Another reason GAO disagreed with Safeguard and CMS is that the agency took the word of Safeguard that there was no need for a mitigation plan.
“The primary responsibility for determining whether a conflict is likely to arise, and the resulting appropriate action, rests with the contracting agency,” GAO wrote in its decision.
That finding alone would have been enough for GAO to sustain AdvanceMed’s protest but the company also complained that the Safeguard bid didn’t comply with Section 508 requirements around accessibility to the systems.
Because it was not 508 compliant, Safeguard’s bid should have been deemed technically acceptable but less superior to AdvanceMed’s.
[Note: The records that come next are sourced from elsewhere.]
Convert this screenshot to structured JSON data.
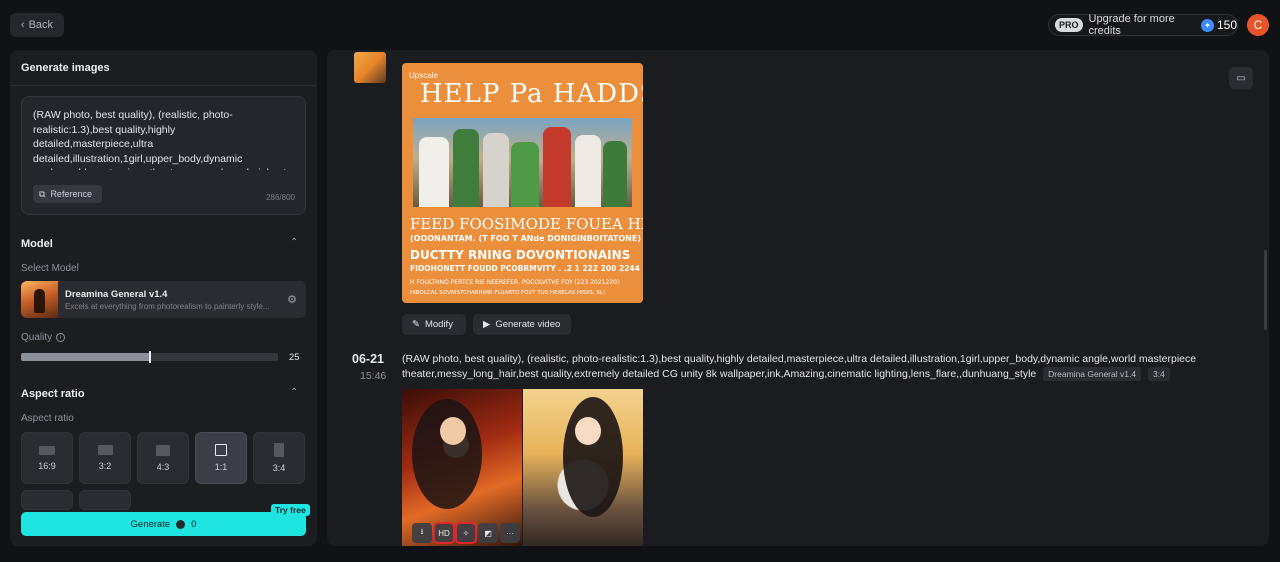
{
  "topbar": {
    "back_label": "Back",
    "pro_tag": "PRO",
    "upgrade_text": "Upgrade for more credits",
    "credits": "150",
    "avatar_letter": "C"
  },
  "left_panel": {
    "title": "Generate images",
    "prompt_text": "(RAW photo, best quality), (realistic, photo-realistic:1.3),best quality,highly detailed,masterpiece,ultra detailed,illustration,1girl,upper_body,dynamic angle,world masterpiece theater,messy_long_hair,best",
    "reference_label": "Reference",
    "char_count": "286/800",
    "model_section_title": "Model",
    "select_model_label": "Select Model",
    "model_name": "Dreamina General v1.4",
    "model_desc": "Excels at everything from photorealism to painterly style...",
    "quality_label": "Quality",
    "quality_value": "25",
    "quality_fraction": 0.5,
    "aspect_section_title": "Aspect ratio",
    "aspect_sub_label": "Aspect ratio",
    "ratios": [
      "16:9",
      "3:2",
      "4:3",
      "1:1",
      "3:4"
    ],
    "selected_ratio": "1:1",
    "generate_label": "Generate",
    "generate_credits": "0",
    "try_free": "Try free"
  },
  "main": {
    "poster": {
      "upscale_label": "Upscale",
      "headline": "HELP Pa HADDSS",
      "line1": "FEED FOOSIMODE FOUEA HEQDT",
      "line2": "(OOONANTAM. (T FOO T ANde DONIGINBOITATONE)",
      "line3": "DUCTTY RNING DOVONTIONAINS",
      "line4": "FIOOHONETT FOUDD PCOBRMVITY . .2 1 222 200 2244",
      "line5": "H FOULTHNO PERTCE RIE NEEREFER. POCOLVITVE FOY (223 2021220)",
      "line6": "HIBOLCAL SOVNISTCHARHIME-FLUARTO FO2T TUS HERELAS HISIIS, SL!"
    },
    "modify_label": "Modify",
    "generate_video_label": "Generate video",
    "entry": {
      "date": "06-21",
      "time": "15:46",
      "prompt": "(RAW photo, best quality), (realistic, photo-realistic:1.3),best quality,highly detailed,masterpiece,ultra detailed,illustration,1girl,upper_body,dynamic angle,world masterpiece theater,messy_long_hair,best quality,extremely detailed CG unity 8k wallpaper,ink,Amazing,cinematic lighting,lens_flare,,dunhuang_style",
      "model_tag": "Dreamina General v1.4",
      "ratio_tag": "3:4"
    },
    "overlay": {
      "download_icon": "download-icon",
      "hd_label": "HD",
      "more_label": "···"
    }
  }
}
CMS argued that being 508 compliant was not a requirement for award. The only requirement was that the winning bidder had to demonstrate an ability to meet the standards.
But GAO ruled that the wording in CMS’ solicitation did not support the agency’s interpretation of its own solicitation.
In sustaining AdvanceMed’s protest, GAO said CMS needs to document and consider the OCI and then make a new award selection. If CMS still feels that there is not an OCI, then it needs to rewrite the solicitation, get new and revised proposals and made a new award decision.
Either way, the agency has some work ahead of it.
Generally, I warn that just because a company wins a bid protest does not automatically mean that they will win the contract in round two.
But I would bet on AdvanceMed in this instance if I were a betting man. That OCI issue is going to be a tough one to get over.